Now you can say Month(3) and it will produce Month.MARCH.
# year.py
from dataclasses import dataclass
@dataclass(frozen=True)
class Year:
value: int
def __post_init__(self) -> None:
if self.value <= 0:
raise ValueError(f"Invalid year: {self.value}")
# day.py
from typing import Self
from dataclasses import dataclass
from month import Month
@dataclass(frozen=True)
class Day:
value: int
def __post_init__(self) -> None:
if self.value <= 0:
raise ValueError(f"Invalid day: {self.value}")
@classmethod
def of(cls, month: Month, day: int) -> Self:
# Ensure day is within Month's range:
month.valid_day(day)
return cls(day)
# type_safe_date.py
from dataclasses import dataclass
from year import Year
from month import Month
from day import Day
@dataclass(frozen=True)
class Date:
year: Year
month: Month
day: Day
def __post_init__(self) -> None:
# Validate day against month:
object.__setattr__(
self, "day", Day.of(self.month, self.day.value)
)
def __str__(self) -> str:
return f"{self.year.value}-{self.month.value.number:02}-{self.day.value:02}"
Years, months, and days are combined into a single type-safe structure, Date.
Every Date object is validated at creation time.
You can only create legal dates--illegal states are unrepresentable.
# type_safe_date_demo.py
from book_utils import Catch
from type_safe_date import Month, Day, Year, Date
print(Date(Year(2025), Month.FEBRUARY, Day(28)))
## 2025-02-28
# Look up by month number
print(Date(Year(2025), Month(4), Day(30)))
## 2025-04-30
with Catch():
Day.of(Month.FEBRUARY, 30)
## Error: Invalid day 30 for FEBRUARY
with Catch():
Year(0)
## Error: Invalid year: 0
All invariants live in one place: the data model. Construction enforces correctness. The type checker ensures we cannot accidentally confuse months, days, or years. Errors are caught at the boundary when invalid data is provided.
As an exercise, incorporate leap-year checking.
Recommended practices#
Don't Import Enum Members into your Namespace#
By design, Enums serve as namespaces, preserving both type safety and namespace clarity.

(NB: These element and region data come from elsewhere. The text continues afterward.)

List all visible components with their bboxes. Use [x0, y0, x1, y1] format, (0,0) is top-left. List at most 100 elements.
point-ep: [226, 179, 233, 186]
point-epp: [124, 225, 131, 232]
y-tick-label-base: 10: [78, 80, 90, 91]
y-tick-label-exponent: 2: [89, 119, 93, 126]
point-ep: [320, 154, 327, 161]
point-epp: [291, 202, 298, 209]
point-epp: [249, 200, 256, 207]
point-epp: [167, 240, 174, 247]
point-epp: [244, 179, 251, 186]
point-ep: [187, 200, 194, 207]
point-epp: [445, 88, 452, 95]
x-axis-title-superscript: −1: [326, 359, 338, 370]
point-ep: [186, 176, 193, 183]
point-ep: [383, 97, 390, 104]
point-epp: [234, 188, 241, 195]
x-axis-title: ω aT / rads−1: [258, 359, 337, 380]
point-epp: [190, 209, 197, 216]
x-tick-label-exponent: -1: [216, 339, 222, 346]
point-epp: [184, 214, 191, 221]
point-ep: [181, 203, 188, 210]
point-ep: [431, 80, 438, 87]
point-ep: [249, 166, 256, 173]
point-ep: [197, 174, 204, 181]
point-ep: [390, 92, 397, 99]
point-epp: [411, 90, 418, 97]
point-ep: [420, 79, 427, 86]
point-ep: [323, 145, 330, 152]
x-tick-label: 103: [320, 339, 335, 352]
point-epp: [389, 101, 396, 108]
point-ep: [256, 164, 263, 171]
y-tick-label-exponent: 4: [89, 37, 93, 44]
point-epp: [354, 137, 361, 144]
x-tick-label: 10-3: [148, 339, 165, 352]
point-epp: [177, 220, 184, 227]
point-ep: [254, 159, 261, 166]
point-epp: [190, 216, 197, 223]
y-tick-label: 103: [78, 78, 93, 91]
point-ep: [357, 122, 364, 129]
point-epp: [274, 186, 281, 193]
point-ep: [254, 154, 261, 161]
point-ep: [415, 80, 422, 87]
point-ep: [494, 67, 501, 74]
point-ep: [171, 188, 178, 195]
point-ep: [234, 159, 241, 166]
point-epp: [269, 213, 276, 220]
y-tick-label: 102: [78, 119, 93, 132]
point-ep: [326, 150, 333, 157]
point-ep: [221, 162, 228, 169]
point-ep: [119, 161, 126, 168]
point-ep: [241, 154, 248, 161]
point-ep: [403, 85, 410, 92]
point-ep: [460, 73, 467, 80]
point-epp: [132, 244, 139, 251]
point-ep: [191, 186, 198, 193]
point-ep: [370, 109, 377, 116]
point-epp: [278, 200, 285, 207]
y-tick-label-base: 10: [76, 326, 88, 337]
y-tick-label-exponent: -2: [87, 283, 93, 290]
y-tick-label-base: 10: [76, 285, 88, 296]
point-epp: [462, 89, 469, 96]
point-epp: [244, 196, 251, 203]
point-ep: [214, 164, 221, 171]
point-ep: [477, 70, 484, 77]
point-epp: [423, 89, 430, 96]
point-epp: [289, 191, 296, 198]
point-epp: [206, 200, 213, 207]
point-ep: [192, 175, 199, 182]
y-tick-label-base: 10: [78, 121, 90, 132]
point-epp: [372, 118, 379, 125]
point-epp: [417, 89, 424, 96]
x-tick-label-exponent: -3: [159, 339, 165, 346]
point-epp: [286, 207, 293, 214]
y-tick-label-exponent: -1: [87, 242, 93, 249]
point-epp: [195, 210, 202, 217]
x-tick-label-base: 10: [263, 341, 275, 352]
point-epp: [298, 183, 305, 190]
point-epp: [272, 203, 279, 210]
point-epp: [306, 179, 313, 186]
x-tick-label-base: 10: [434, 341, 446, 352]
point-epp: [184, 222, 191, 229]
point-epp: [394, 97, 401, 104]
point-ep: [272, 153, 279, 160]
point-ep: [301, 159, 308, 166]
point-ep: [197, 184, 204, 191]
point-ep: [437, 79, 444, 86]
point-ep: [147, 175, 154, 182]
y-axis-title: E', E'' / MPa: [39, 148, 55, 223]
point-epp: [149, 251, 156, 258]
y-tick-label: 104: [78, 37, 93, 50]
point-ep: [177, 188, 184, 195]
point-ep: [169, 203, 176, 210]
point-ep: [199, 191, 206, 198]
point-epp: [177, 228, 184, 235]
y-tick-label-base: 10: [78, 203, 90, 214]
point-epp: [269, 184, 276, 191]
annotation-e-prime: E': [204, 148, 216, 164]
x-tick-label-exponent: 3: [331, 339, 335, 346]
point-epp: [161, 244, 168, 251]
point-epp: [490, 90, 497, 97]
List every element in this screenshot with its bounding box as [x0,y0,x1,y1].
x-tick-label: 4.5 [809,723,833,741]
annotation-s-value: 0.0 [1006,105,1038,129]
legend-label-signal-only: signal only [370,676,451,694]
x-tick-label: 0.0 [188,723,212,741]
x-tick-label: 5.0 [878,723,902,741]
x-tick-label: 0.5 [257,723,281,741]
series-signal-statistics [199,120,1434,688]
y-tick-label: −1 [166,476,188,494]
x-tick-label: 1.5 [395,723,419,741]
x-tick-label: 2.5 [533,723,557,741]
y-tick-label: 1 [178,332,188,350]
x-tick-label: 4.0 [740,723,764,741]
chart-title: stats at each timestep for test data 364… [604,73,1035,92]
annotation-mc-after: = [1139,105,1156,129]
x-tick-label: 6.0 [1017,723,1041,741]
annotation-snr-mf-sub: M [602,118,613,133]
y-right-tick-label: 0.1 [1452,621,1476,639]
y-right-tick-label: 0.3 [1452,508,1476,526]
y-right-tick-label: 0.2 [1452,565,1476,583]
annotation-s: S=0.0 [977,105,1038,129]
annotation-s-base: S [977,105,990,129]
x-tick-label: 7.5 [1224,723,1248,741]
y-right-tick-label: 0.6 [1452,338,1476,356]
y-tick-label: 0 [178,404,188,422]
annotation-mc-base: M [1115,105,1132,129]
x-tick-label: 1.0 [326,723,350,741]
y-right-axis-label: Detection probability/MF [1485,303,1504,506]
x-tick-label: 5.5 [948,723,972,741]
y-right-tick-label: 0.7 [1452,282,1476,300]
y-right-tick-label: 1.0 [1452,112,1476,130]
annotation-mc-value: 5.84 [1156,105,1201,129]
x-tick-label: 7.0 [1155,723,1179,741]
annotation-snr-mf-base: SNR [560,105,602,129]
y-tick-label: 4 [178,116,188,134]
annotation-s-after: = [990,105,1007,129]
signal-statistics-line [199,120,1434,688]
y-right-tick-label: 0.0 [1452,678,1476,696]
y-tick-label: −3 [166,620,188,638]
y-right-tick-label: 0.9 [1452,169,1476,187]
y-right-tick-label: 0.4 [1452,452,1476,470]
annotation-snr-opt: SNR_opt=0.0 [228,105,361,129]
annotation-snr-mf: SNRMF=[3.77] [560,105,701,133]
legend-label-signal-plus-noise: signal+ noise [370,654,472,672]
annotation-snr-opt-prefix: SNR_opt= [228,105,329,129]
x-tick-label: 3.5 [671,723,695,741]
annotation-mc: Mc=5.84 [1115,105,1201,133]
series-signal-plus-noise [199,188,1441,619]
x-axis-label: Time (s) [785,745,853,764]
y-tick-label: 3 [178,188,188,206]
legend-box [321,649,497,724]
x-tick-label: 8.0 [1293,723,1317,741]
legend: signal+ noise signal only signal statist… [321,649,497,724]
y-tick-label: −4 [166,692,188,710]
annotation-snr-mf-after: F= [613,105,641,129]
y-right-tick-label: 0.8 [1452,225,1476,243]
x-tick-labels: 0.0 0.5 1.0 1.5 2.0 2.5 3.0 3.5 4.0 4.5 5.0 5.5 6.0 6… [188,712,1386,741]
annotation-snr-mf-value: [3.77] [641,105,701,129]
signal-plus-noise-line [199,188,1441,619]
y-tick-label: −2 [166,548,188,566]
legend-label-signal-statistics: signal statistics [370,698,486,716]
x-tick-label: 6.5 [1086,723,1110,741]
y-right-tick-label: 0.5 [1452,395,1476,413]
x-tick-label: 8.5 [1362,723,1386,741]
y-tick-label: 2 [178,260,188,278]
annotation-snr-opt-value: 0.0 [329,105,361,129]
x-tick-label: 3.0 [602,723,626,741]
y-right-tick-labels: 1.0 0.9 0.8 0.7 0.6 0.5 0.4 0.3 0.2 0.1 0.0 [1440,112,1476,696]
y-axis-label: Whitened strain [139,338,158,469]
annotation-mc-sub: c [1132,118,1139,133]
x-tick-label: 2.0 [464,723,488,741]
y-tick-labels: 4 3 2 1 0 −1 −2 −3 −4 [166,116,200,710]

It's possible to remove the qualification:
# direct_value_names.py
from enum import Enum
class Status(Enum):
OK = 1
ERROR = 2
OK = Status.OK
ERROR = Status.ERROR
# Programmatically:
globals().update(Status.__members__)
s: Status = OK
s = ERROR
This works. But it pollutes your global namespace. You lose the explicit association between member and Enum. It becomes unclear what Enum OK belongs to. Type checkers can no longer infer the Enum type automatically. Readability suffers.
Enums Improve Reliability#
Enums provide:
- Centralized definition
- Type safety
- Namespacing (Status.OK instead of OK)
- Iterable membership
- Prevention of invalid values
Enums aren't simply "constants with names"--they are types that make your program's intent explicit.